I pictured God feeling a little bored one morning and sifting through his files until he found my name. Oh yeah, that little jock, Annie Bolles. That flibbertigibbet who never sits still. Let's toss a thunderbolt her way and see how she handles it.

I knew there was something amiss when my legs disappeared. I was on my third lap around the Central Park Reservoir on one of those autumn mornings when the mist sighed from the surface and the gulls rose up through it like ghost birds. First, there was a tingling sensation in my toes, intensifying with each step until it felt as if my running shoes had been hot-wired. I tried to run it off, assuming it had to be some kind of weird cramp or shin splints. But within another quarter mile, the current had crept up to the knees, microwaving my muscles. And then my legs just pureed. I kind of collapsed against the chain-link fence until Armando, one of the regulars, came along and helped me hobble to Fifth Avenue and put me in a cab. It was my last great run.

MS--multiple sclerosis. For a while that was how I thought of myself. "Anna Marie Bolles, MS," as if it were some kind of advanced degree that followed my name everywhere. But as it turned out, getting MS was not the most significant event of my life.

That was five years ago, and I'd put in a lot of adjustment time before the Saturday afternoon I wheeled myself into the American Institute of Photography. During those periods when I was completely immobilized, I often surrounded myself with art books. Leafing through them gave me the pleasant illusion that I was strolling through a museum. Anyway, photos had always interested me.

This particular exhibit at the A.I.P. was called "Our Own Backyard," and it featured local amateurs. It was a summer afternoon, really steamy, and I hadn't done anything more than brush my hair back into a ponytail, a decision I lived to regret. The uptown bus wasn't air conditioned, but at least it had a functioning handicapped exit.

I saw him as soon as I got inside the gallery. Anybody would have noticed that striking face, but it was more than that. I found out later that he'd recently been on the cover of Crain's magazine, which is sold from wheelchair-eye-level at my neighborhood newsstand. But I wonder now if the jolt of recognition went a lot deeper. He was leaning oh-so-casually against the doorway, pretending to look at the photographs, but I knew he was faking. One of the advantages of this chair is that after people give me that first uneasy glance, I seem to become semi-invisible and I can stare at everybody to my heart's content. I figured he'd dropped by to check out the women.
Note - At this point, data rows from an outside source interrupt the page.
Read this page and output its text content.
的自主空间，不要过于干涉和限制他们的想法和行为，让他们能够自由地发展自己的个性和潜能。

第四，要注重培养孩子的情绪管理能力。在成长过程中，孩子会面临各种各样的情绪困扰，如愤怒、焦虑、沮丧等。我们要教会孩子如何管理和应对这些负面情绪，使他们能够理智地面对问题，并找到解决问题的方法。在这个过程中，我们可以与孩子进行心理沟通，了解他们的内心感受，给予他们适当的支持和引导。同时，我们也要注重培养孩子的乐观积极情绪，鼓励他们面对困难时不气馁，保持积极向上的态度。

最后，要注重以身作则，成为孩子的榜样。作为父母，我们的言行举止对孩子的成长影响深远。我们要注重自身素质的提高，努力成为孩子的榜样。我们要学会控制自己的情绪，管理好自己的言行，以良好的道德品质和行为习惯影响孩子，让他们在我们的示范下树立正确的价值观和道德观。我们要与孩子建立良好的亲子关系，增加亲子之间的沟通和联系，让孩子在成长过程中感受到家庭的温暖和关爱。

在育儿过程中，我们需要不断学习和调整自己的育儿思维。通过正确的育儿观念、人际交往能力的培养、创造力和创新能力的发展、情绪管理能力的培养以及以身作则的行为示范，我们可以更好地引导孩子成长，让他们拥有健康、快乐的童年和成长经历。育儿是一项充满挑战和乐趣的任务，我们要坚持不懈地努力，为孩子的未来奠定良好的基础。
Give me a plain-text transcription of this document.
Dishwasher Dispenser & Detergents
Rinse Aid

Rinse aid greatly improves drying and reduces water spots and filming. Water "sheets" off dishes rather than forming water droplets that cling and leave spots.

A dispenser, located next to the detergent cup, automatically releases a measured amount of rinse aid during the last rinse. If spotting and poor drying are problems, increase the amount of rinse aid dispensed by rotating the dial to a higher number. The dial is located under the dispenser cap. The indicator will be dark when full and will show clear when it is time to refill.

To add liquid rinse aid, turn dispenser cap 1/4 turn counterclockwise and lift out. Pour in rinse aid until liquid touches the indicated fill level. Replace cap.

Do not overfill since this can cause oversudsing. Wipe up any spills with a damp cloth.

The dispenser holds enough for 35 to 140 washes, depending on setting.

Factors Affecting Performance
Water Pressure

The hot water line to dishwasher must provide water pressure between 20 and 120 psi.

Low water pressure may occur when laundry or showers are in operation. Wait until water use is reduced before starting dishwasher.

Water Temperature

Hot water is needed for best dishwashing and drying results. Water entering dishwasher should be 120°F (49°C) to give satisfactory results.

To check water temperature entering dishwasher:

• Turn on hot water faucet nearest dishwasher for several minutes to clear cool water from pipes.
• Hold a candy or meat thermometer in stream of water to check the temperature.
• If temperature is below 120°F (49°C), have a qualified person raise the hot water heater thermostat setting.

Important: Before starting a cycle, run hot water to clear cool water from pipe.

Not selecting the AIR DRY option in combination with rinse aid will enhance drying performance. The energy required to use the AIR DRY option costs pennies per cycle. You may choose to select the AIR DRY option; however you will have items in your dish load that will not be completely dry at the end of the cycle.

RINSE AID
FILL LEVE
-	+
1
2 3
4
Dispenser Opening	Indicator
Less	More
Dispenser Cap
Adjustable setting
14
I started looking at the pictures, taking my time--also something I never used to have the patience for. Most of them were fairly clichéd. I, too, love that old lady in the park with pigeons perched on her head, but I think it may be time to give it a rest. I moved along, and then I stopped. I stared. I set my brake because I knew I wasn't going anywhere for a while. It was a bridge, but photographed from underneath so you could see the gridwork. It loomed upward in a pattern of delicate intricacy that contrasted starkly with the steel's violent power. I don't even know how long I sat there gazing. But sometimes if I remain in the same position for too long, I begin to ache. Finally,I noticed that the backs of my legs had started to throb, and when I shifted in my chair, the man I'd seen when I first came in was standing beside me. God knows how long he'd been there.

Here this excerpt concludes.